Those We Honor - Now and Always

Barbra Jordan
Representative, Civil Rights Activist (1936–1996) Barbara Jordan was a U.S. congressional representative from Texas and was the first African American congresswoman to come from the Deep South.

Vernon Jordan
Lawyer and Washington power broker Vernon Jordan was born on August 15, 1935, in Atlanta. Graduating with honors from David T. Howard High School in 1953, he went on to attend DePauw University in Greencastle, Indiana, where he was the only African American student in his class. At DePauw, Jordan participated in the student senate, won statewide honors in speaking competitions, played basketball and graduated in 1957. He then entered Howard University School of Law, receiving his J.D. in 1960.

Alice Ball
Alice Ball was an African American chemist who developed the first successful treatment for those suffering from Hansen’s disease (leprosy).

Percy Sutton
Businessman, politician, civil rights activist and African-American lawyer Percy Sutton famous for representing Malcolm X

Thurgood Marshall
Thurgood Marshall (1908-1993) was a U.S. Supreme Court justice and civil rights advocate. Marshall earned an important place in American history on the basis of two accomplishments.
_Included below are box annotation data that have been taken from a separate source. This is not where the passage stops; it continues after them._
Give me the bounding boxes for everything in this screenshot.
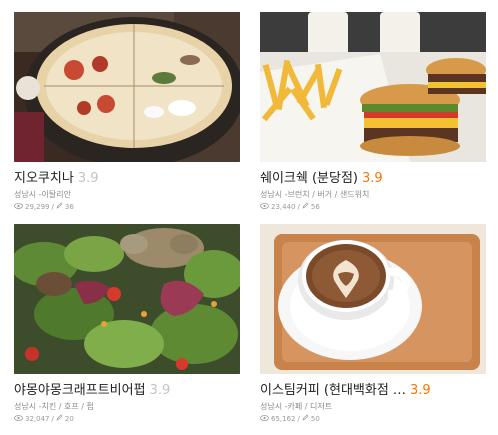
restaurant-name[interactable]: 쉐이크쉑 (분당점) [260,171,358,186]
salad-photo-icon [14,224,240,374]
restaurant-photo-pizza[interactable] [14,12,240,162]
restaurant-title-row: 쉐이크쉑 (분당점) 3.9 [260,167,486,186]
restaurant-name[interactable]: 지오쿠치나 [14,171,74,186]
stats-separator: / [297,202,300,211]
restaurant-rating: 3.9 [77,171,99,186]
eye-icon [260,202,269,211]
restaurant-title-row: 지오쿠치나 3.9 [14,167,240,186]
eye-icon [260,414,269,423]
restaurant-rating: 3.9 [362,171,383,186]
views-count: 32,047 [25,414,50,423]
restaurant-photo-latte[interactable] [260,224,486,374]
reviews-count: 20 [64,414,74,423]
restaurant-photo-salad[interactable] [14,224,240,374]
pencil-icon [56,202,63,211]
latte-photo-icon [260,224,486,374]
pencil-icon [302,414,309,423]
views-count: 23,440 [271,202,296,211]
eye-icon [14,414,23,423]
reviews-count: 56 [310,202,320,211]
restaurant-stats: 65,162 / 50 [260,414,320,423]
stats-separator: / [297,414,300,423]
restaurant-location-category: 성남시 -이탈리안 [14,190,71,199]
views-count: 65,162 [271,414,296,423]
restaurant-stats: 29,299 / 36 [14,202,74,211]
pencil-icon [56,414,63,423]
restaurant-stats: 23,440 / 56 [260,202,320,211]
eye-icon [14,202,23,211]
restaurant-photo-burger[interactable] [260,12,486,162]
restaurant-location-category: 성남시 -치킨 / 호프 / 펍 [14,402,94,411]
restaurant-title-row: 야몽야몽크래프트비어펍 3.9 [14,379,240,398]
pizza-photo-icon [14,12,240,162]
stats-separator: / [51,414,54,423]
stats-separator: / [51,202,54,211]
restaurant-location-category: 성남시 -브런치 / 버거 / 샌드위치 [260,190,370,199]
restaurant-stats: 32,047 / 20 [14,414,74,423]
restaurant-rating: 3.9 [149,383,171,398]
restaurant-name[interactable]: 이스팀커피 (현대백화점 … [260,383,406,398]
reviews-count: 50 [310,414,320,423]
restaurant-location-category: 성남시 -카페 / 디저트 [260,402,333,411]
restaurant-card[interactable]: 쉐이크쉑 (분당점) 3.9 성남시 -브런치 / 버거 / 샌드위치 23,44… [260,12,486,217]
restaurant-rating: 3.9 [409,383,431,398]
restaurant-card[interactable]: 지오쿠치나 3.9 성남시 -이탈리안 29,299 / 36 [14,12,240,217]
restaurant-name[interactable]: 야몽야몽크래프트비어펍 [14,383,146,398]
pencil-icon [302,202,309,211]
burger-fries-photo-icon [260,12,486,162]
views-count: 29,299 [25,202,50,211]
restaurant-title-row: 이스팀커피 (현대백화점 … 3.9 [260,379,486,398]
restaurant-card[interactable]: 야몽야몽크래프트비어펍 3.9 성남시 -치킨 / 호프 / 펍 32,047 /… [14,224,240,429]
restaurant-card[interactable]: 이스팀커피 (현대백화점 … 3.9 성남시 -카페 / 디저트 65,162 /… [260,224,486,429]
reviews-count: 36 [64,202,74,211]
First, as legal counsel for the National Association for the Advancement of Colored People (NAACP), he guided the litigation that destroyed the legal underpinnings of Jim Crow segregation. Second, as an associate justice of the Supreme Court–the nation’s first black justice–he crafted a distinctive jurisprudence marked by uncompromising liberalism, unusual attentiveness to practical considerations beyond the formalities of law, and an indefatigable willingness to dissent.